Wedding season is here, and while most of my straight-sized pals are out planning their chicest and finest looks to wear to their friends’ big days, this plus-size babe has decided to curl up into a ball and have a mild panic attack. You see, being bigger than a size 12 and finding something wedding-appropriate can be hard—like really freaking hard.
And if you’re in the wedding party, or the bride herself, it can be downright impossible. Oftentimes, bridal stores (like Kleinfield or David’s Bridal, for instance) carry extended sizes on their websites, but typically won’t have sample sizes larger than a 10 or 12 in store—which means bigger brides-to-be and their entourages can’t even try on most options.
Of course, every store varies, but this is a pretty common experience for anyone whose body doesn’t confine to the very narrow standards upheld by the bridal industry. Vanessa Butler, a 31-year-old editor from Quebec City, says she was excited during the lead-up to her wedding last year, but delayed getting her dress for months because she knew she wouldn’t have the same Cinderella experience as her straight-sized friends. “It was so sad seeing other people getting so giddy sliding on these dresses that I knew would look great on me too if only they had my size,” she says.
In the end, her anxiety was justified: the dress she settled for never quite felt like The One, and she hated how she looked and felt on her big day. “I know that there are so many other women in the same situation. Why aren’t these wedding dress stores equipped for us [plus-size brides], too?”

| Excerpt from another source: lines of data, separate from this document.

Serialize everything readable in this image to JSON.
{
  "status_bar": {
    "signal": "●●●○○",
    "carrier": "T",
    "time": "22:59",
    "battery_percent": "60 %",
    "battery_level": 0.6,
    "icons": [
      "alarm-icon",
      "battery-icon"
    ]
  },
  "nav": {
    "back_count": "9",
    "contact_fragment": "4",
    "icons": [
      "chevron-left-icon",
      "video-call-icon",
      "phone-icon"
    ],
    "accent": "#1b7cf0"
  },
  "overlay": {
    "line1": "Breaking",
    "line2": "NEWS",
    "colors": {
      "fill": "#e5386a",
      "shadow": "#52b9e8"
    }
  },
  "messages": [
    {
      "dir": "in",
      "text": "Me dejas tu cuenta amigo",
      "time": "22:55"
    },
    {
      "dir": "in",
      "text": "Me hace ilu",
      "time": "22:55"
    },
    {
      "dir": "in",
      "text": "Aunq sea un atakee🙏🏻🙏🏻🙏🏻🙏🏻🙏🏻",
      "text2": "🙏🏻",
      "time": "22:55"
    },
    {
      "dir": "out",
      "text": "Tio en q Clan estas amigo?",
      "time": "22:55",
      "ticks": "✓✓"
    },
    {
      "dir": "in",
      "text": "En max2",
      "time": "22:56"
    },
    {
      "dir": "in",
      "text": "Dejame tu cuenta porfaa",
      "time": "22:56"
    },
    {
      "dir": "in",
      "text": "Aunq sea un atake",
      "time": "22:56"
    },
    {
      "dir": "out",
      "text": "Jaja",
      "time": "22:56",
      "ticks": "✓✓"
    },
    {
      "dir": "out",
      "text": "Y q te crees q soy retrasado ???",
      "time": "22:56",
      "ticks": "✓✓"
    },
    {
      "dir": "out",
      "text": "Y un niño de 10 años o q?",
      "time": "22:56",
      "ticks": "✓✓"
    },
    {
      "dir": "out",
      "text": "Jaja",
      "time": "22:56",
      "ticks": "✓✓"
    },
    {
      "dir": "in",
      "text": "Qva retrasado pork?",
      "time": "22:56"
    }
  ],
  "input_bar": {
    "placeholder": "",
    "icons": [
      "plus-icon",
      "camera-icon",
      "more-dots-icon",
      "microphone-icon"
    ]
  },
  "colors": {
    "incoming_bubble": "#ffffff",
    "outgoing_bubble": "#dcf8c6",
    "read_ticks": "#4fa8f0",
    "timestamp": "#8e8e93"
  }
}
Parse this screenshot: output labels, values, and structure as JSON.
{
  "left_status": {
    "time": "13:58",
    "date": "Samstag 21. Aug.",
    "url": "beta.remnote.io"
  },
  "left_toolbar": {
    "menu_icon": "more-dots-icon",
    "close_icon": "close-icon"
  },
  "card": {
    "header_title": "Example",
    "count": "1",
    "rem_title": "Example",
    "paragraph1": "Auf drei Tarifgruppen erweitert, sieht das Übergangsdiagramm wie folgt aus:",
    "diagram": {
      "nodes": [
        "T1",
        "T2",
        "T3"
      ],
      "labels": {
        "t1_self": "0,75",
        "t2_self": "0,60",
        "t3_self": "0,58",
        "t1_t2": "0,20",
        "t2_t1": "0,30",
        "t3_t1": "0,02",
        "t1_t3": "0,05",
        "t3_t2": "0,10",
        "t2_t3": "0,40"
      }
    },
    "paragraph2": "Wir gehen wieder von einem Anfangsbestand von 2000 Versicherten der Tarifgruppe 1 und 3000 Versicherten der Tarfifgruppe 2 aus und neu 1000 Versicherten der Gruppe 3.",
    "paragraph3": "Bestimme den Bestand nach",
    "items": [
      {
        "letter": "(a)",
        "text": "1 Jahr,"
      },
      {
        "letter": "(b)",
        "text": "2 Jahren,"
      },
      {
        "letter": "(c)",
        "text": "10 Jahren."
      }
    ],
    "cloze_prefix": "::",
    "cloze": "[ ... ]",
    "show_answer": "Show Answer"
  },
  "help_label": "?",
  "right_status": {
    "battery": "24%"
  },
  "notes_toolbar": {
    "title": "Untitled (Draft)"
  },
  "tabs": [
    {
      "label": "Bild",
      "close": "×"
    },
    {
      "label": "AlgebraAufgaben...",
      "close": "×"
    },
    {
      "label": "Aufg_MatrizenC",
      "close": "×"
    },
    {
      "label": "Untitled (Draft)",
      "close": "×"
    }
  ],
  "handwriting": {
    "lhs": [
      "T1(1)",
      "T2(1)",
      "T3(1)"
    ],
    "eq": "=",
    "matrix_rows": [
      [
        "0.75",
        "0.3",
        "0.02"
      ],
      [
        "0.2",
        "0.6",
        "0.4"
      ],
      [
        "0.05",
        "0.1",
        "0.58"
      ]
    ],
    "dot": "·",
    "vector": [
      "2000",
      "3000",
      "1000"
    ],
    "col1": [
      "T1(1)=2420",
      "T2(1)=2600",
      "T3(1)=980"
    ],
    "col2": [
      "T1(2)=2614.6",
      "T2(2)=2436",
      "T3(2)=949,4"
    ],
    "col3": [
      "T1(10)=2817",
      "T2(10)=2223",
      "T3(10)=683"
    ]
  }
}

Like Vanessa, many women describe being squeezed into way-too-small gowns, with clips and ties to estimate where the extra fabric would go. And in addition to being humiliated, bigger brides also get ripped off: some designers charge anywhere from $100 to $200+ extra for making plus sizes. Winnipeg-based policy analyst Gazel Manuel, who also got married last year, believes this is just another way of extorting plus-size brides: “If there was more selection of plus-size bridal wear, I think the prices would be more competitive,” the 26-year-old explains. As more and more e-retailers, like ASOS, Modcloth and Stone Fox Bride, enter the market prices are definitely becoming more affordable, but online shopping doesn’t provide brides with that “say yes to the dress” moment of shopping with their friends and family.
It’s no wonder so many women fall prey to scary pre-wedding diets. According to a study from Cornell University, most engaged women (70 percent of the study’s participants) envisioned an ideal “wedding weight” that was, on average, 23 pounds lighter than their current weight. Think about it: how many times have you heard a friend or colleague talk about “shredding for the wedding”? Stats like these illustrate how often women are made to think they need to fit into certain bridal standards—when really dresses should be made to fit them.
As soon as Toronto-based relationship coach Claire AH started looking for her own wedding dress, she immediately felt a sense of anxiety: “I had never seen fat brides and, more specifically, fat disabled brides in the media or online before,” says the 31-year-old. After suffering three strokes in her cerebellum and medulla oblongata in 2015, her balance was compromised and she relied on a cane for mobility. “I was worried that when I started searching [for my dress], people would be weird about my size or my disability and that I’d be relegated to outfits that’d be frumpy or unstylish.”
While Claire was eventually able to find a dress she loved, Sam A, a 29-year-old social worker from Toronto, wasn’t so lucky. Sam, who wears leg braces, says she was shocked to discover that many salons asked her to remove her shoes before entering. “I did not want to stand in a tiny hallway, causing a line to form behind me while I struggled to remove my shoes and braces, only to then have difficulty moving around the salon without my mobility devices to support me,” she says, noting that the experience made her acutely aware of her body in a variety of negative ways. In the end, she decided to go DIY and have her dress made.
If you’re looking for a wedding dress to accommodate your body, not the other way around, there are a handful of specialty shops across Canada that focus on body positivity. Some of them include Henkaa in Toronto, Bella Mia Bridal in Hamilton and The Perfect Gown in Winnipeg. “We know that searching for a wedding dress can be very stressful,” says Gina Kostanecki, marketing manager for Henkaa. “Body positivity and inclusivity is at the core of our brand and we are so proud to help our customers look and feel beautiful.” With a collection of wedding dresses for $400 and under in up to size 24, they have an understanding of what brides actually need, without compromising integrity. Until big retailers get on board, these stores are just a small example of what a big difference body inclusivity can make when it comes to having bridal and bridesmaid dresses for all women.